How to Implement QR Codes in a Marketing Campaign QR codes are one of the latest additions to the industry’s wide collection of marketing tools. They are no longer considered to be only for the tech-savvy and QR codes offer a lot of value and information that is a single scan away. If used correctly, they can gain a lot of attention from the target audience. Of course, why wouldn’t a brand use them? Brands can generate them for free, and the audience can have fun with scanning them and seeing what they hold. It’s like the digital version of a scratch card with no prize but still exciting. Brands like Coca-Cola, Tesco, and Nike have used QR codes in their marketing campaigns or as a permanent addition to access their services. It’s your turn to make a move and implement QR codes in your campaigns.
Although creating a QR code may be very simple, getting an audience to scan it is an equally difficult task. This means that whenever a person sees a QR code, they expect something valuable behind scanning it. A brand’s job is to make sure that they give enough incentive for the audience to scan it in the first place. Although scanning it may seem like an easy task, it isn’t the same for smartphone users who’d rather do a million other things on their phone. So, when they do decide to take it out of their pocket, use the app and finally scan the code, something engaging and appealing had better lie behind it.
Heavily content-laden pages will lead to slow download speeds, which can waste any efforts to get a response. This is because the digital age has increased the speeds of basically everything and humans that are used to instant gratification have no time to wait for content that loads slowly. Don’t forget that QR codes are designed to be scanned by mobile phones so any content page that the marketing team has developed should be optimized for viewing on smartphones.

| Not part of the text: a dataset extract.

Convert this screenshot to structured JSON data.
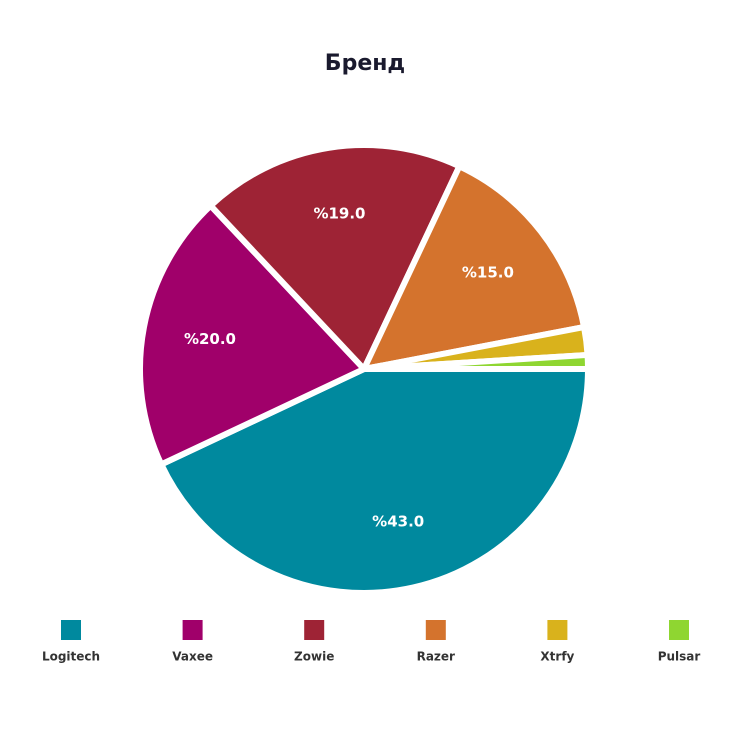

It’s crucial that you implement the using of QR codes yourself before introducing it to the public. Otherwise, it would be an inexcusable blunder for them not to work. This is why the marketing department should hold a series of ‘pilot scans’, which includes scanning and checking. Make sure to test if the codes can be scanned through low-resolution cameras to know the lowest resolution at which they can be scanned. Test various surfaces on which the code can be scanned best to know whether you should opt for metallic, shiny or matte. Finally, test the time it takes to scan before it starts to load and the minimum/maximum distance from the code required for scanning. Applying these techniques before incorporating QR codes into your marketing campaign will not only make for a successful outcome but will save you lots of money which would otherwise be lost by using ineffective codes.